How to reconcile these three definitions of an order? I have of late come across three definitions of a (total or partial) order and am not sure how to establish an equivalence among them.
Here's Definition 4.1-1 on page 210 in Introductory Functional Analysis With Applications by Erwine Kreyszig.

A partially ordered set is a set $M$ on which there is defined a partial ordering, that is, a binary relation which is written $\leqq$ and satisfies the conditions
(PO1) $a \leqq a$ for every $a \in M$. (Reflexivity)
(PO2) If $a \leqq b$ and $b \leqq a$, then $a = b$. (Antisymmetry)
(PO3) If $a \leqq b$ and $b \leqq c$, then $a \leqq c$. (Transitivity)
"Partially" emphasizes the fact that $M$ may contain elements for which neither $a \leqq b$ nor $b \leqq a$ holds. Then $a$ and $b$ are called incomparable elements. In contrast, two elements $a$ and $b$ are called comparable elements if they satisfy $a \leqq b$ or $b \leqq a$ (or both).
A totally ordered set or chain is a partially ordered set such that every two elements of the set are comparable. In other words, a chain is a partially ordered set that has no incomparable elements.

Here's the definition of an order relation on page 24 in Topology by James R. Munkres, 2nd edition.

A relation $C$ on a set $A$ is called an order relation (or a simple order, or a linear order) if it has the following properties:
(1) (Comparability) For every $x$ and $y$ in $A$ for which $x \neq y$, either $x C y$ or $y C x$.
(2) (Non-reflexivity) For no $x$ in $A$ does the relation $x C x$ hold.
(3) (Transitivity) If $x C y$ and $y C z$, then $x C z$.

Finally, here's Definition 1.5 on page 3 of Principles of Mathematical Analysis by Walter Rudin, 3rd edition.

Let $S$ be a set. An order on $S$ is a relation, denoted by $<$, with the following two properties:
(i) If $x \in S$ and $y \in S$ then one and only one of the statements $$ x < y, \ \ \ x = y, \ \ \ y < x$$ is true.
(ii) If $x, y, z \in S$, if $x < y$ and $y < z$, then $x < z$.
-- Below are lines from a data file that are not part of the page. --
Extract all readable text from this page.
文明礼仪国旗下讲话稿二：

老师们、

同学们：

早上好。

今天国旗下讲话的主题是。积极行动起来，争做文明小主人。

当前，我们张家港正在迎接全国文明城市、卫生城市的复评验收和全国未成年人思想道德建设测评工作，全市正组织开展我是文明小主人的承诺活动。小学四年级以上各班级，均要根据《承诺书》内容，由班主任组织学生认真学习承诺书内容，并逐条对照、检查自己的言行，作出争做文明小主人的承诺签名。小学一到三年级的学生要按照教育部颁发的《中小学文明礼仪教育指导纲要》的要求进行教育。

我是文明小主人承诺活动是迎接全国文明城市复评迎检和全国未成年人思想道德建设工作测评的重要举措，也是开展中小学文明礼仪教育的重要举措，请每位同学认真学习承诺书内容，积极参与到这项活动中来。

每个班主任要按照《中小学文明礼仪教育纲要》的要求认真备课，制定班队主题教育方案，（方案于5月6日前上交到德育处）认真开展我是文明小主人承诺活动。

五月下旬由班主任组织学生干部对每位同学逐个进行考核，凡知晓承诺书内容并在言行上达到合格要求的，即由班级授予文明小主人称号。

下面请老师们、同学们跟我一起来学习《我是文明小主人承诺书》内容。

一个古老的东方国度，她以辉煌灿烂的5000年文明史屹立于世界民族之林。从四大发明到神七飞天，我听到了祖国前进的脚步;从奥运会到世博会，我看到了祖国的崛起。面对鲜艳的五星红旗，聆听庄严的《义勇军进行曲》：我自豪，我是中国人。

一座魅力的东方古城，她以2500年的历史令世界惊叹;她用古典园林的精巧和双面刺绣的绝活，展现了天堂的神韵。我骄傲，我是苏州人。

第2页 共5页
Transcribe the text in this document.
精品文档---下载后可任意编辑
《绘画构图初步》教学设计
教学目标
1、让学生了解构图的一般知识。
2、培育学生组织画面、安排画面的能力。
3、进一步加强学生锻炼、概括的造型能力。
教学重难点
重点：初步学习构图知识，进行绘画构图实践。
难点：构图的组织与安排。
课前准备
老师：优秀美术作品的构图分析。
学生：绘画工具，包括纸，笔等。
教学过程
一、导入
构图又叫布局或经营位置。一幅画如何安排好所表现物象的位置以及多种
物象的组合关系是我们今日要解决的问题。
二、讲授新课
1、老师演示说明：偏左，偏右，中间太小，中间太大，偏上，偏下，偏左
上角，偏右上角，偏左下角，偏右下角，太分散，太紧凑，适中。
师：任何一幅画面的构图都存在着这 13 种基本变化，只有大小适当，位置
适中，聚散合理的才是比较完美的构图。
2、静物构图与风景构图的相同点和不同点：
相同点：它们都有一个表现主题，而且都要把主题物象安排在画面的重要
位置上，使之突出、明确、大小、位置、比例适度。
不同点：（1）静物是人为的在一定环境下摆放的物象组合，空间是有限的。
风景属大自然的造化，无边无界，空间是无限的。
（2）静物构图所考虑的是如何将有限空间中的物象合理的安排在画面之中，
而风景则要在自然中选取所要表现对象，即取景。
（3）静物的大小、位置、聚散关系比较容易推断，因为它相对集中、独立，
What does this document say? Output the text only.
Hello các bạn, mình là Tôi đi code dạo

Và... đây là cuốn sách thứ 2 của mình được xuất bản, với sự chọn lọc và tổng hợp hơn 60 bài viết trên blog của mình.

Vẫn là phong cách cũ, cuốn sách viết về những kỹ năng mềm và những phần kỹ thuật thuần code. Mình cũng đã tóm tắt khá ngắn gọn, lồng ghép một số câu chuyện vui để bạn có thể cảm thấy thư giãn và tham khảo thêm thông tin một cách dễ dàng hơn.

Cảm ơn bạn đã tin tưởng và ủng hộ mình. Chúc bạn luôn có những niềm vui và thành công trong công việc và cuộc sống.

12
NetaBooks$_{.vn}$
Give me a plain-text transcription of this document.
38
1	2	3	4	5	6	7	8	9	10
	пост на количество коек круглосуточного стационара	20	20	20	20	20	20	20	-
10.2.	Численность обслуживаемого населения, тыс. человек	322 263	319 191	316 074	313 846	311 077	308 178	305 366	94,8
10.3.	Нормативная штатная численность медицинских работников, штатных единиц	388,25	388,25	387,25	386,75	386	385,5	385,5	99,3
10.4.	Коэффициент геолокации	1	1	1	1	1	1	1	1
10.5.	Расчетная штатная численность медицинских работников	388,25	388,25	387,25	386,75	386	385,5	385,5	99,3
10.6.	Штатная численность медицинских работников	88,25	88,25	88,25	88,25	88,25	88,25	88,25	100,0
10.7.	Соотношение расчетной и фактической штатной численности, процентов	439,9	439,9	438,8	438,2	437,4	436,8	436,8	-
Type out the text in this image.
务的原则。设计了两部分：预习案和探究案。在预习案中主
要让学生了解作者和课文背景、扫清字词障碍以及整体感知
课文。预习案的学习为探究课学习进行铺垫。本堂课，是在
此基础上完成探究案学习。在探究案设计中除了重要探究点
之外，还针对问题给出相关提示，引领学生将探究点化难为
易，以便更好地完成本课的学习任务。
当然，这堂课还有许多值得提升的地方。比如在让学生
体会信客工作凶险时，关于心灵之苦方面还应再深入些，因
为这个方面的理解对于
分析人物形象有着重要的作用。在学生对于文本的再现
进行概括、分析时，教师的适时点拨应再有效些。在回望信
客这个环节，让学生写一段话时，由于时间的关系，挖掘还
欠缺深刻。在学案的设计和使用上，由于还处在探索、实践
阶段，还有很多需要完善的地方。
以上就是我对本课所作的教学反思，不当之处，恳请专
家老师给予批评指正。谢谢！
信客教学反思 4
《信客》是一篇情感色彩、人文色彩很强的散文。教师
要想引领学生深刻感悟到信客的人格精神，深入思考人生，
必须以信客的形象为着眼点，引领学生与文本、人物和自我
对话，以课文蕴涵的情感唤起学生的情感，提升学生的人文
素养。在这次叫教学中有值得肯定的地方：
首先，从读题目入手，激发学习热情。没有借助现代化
Now are these three definitions mutually in agreement? If so, how? Or, are there different schools of thought amongst mathematicians on this matter?
 A: The last two are exactly the same.
In fact, you can rewrite $(1)$ as $$\forall x,y,\ (x=y\vee xCy\vee yCx)$$
And $(3)$ applied to $x=z$ becomes $$\forall x,y,\ ((xCy\wedge yCx)\rightarrow xCx)$$
So, since $xCx$ never holds by $(2)$, the statements $[x=y]$, $[xCy]$ and $[yCx]$ are mutually exclusive (i.e., $(i)$).
Of course, both $(1)$ and $(2)$ are special cases of $(i)$.
Those two are not equivalent to the first one: for one thing, $((PO1)\wedge (2))\iff M=\emptyset$.
In fact, in the notation of the first definition (the one I've been taught, actually), a relation such as in the last two is called a strict total order. If it does not satisfy $(1)$, it's called "strict (partial) order" or, to be precise, you define a stirct partial order to be a relation $<$ satisfying:

*

*$[\forall x,y,z,\ ((x<y\wedge y<z)\longrightarrow x<z)]$


*$[\forall x,\neg x<x]$ (you can exchange this one with $[\forall x,y,\ \neg (x<y\wedge y<x)]$ and get an equivalent definition)
And a strict total order is a strict partial order satisfying $(1)$.
You can check that the following are equivalent:

a) $R$ is a strict partial (total) order on $M$.
b) $R$ satisfies $(2)$ and the relation $S$ defined by $$xSy\stackrel{\text{def}}\iff (x=y\vee xRy)$$ is a partial (total) order on $M$.
c) there exists a partial (total) order $Q$ on $M$ such that $$\forall x,y,\ (xRy\longleftrightarrow (x\ne y\wedge xQy))$$